What’s at stake here is the nature of money itself as a vital social good. Money facilitates commercial exchange; it provides the basis for social investment; it has the power to stabilise or destabilise society. Handing the power of money creation over to commercial interests is a recipe for financial instability, social inequality and political impotence. Reclaiming that right in the national interest is a powerful tool in the struggle for a lasting and inclusive prosperity.

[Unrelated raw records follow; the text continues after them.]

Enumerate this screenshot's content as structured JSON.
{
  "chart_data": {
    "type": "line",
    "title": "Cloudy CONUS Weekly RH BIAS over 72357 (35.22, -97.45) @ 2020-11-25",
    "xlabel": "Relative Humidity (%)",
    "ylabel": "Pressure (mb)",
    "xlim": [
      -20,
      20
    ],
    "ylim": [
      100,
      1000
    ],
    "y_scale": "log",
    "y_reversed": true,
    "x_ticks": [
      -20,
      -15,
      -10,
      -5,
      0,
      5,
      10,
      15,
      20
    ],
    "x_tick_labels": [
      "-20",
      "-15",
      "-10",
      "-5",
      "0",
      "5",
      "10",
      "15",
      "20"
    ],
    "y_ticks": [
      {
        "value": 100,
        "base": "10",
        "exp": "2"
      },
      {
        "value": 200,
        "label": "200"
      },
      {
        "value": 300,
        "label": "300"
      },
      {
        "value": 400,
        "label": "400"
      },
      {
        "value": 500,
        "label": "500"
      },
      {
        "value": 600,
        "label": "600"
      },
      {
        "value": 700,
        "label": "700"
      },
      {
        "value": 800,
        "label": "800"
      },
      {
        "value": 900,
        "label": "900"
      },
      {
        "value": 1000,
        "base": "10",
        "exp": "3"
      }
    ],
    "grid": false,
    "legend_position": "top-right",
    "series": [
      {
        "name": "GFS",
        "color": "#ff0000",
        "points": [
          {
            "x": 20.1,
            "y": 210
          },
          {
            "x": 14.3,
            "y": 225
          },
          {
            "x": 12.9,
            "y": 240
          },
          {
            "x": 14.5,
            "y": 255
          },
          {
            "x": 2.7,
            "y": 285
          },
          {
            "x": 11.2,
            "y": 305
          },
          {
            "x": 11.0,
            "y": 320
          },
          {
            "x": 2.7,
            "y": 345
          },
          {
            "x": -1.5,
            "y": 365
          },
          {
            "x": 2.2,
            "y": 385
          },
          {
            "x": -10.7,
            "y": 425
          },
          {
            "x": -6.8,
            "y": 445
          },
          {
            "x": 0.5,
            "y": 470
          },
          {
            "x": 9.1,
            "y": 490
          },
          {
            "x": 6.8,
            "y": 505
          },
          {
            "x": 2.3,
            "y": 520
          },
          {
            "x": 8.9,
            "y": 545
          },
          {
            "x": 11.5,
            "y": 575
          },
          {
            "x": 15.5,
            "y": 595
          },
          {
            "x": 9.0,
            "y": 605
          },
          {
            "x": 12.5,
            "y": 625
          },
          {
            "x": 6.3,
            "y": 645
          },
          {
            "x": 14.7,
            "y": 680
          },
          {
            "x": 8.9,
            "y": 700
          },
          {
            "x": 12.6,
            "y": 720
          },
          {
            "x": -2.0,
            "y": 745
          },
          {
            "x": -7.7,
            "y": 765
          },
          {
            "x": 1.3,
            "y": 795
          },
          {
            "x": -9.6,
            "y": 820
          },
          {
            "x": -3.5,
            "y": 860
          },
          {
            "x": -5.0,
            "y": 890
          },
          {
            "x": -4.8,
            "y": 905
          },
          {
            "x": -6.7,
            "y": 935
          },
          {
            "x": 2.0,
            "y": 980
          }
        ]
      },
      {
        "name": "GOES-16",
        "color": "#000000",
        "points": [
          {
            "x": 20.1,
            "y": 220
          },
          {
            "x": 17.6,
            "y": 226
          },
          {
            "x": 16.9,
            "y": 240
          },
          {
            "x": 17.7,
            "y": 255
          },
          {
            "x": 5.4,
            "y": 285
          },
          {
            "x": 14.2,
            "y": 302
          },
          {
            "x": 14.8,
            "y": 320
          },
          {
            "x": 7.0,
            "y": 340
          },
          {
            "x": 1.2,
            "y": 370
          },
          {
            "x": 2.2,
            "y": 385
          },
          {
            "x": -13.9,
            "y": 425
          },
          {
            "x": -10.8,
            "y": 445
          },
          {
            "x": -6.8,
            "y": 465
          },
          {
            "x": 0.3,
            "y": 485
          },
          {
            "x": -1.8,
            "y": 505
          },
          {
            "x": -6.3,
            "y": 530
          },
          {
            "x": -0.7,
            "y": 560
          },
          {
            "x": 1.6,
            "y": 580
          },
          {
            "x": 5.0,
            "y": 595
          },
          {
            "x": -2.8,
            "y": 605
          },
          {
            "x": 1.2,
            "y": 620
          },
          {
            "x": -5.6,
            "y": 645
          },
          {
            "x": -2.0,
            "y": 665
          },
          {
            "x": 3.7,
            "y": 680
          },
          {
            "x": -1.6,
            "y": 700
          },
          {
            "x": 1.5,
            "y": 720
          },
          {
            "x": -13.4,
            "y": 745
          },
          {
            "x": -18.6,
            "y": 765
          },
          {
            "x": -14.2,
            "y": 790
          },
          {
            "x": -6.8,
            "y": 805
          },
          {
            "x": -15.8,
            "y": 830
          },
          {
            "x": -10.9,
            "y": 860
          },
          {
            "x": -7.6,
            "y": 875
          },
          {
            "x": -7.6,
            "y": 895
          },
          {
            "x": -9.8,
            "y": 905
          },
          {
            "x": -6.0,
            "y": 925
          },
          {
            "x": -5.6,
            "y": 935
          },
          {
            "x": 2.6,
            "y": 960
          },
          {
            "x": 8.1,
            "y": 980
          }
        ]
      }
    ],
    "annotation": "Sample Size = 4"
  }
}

It’s tempting, of course, to dismiss all this as the musings of an affluent minority – #FirstWorldProblems. I’m not convinced of this. I was asked to talk about some of these ideas at a recent UN meeting on the Sustainable Development Goals. Following my talk, the session moderator turned directly to a young government minister from Ecuador. “Is the post-growth debate just a luxury of countries that have already grown?”, he wanted to know. The response was an emphatic no. “If growth means to reach a state in society in which selfishness and consumption are the basis for the economy, then we don’t want to grow,” answered my fellow panellist. “The model of buen vivir [living well] that we are proposing in Ecuador is not based on consumption but on solidarity, on sustainable development, on a change in the growth paradigm,” she told us.
There’s one fascinating aspect of these emerging visions. They strike a subtly different balance on the question of gender. The economy of care and craft and creativity is a place rich in the participation of women. Often underpaid and chronically under-valued, these sectors are nonetheless vital to our health, security and wellbeing. They bring a set of social norms that embody decency, tradition, longevity and concern for others. They provide a genuine antidote to the hyper-materialism of the consumer society. And to the locker-room banter and frat-house machismo of a male-dominated political elite.
Which brings me full circle, back to that smile. Its warmth suggests a genuine bond, a sense of solidarity. Was it the solidarity of privilege, intent on shoring up the establishment at the cost of creeping nationalism and rising intolerance? Or was it a genuine recognition, between two experienced women, of the potential for a new beginning? The question matters. Because there’s absolutely no doubt at all that stealing a revolutionary rhetoric is the beginning, not the end of things. To take up the language of protest, Mrs May, is to take on the responsibility for change.
I have come to believe that building ‘an economy that works’ is a precise, definable, pragmatic and meaningful task. Enterprise as service, work as participation, investment as a commitment to the future and money as a social good: these four principles provide the foundations for a profound and much-needed transformation of society. One perhaps even the Queen might approve of.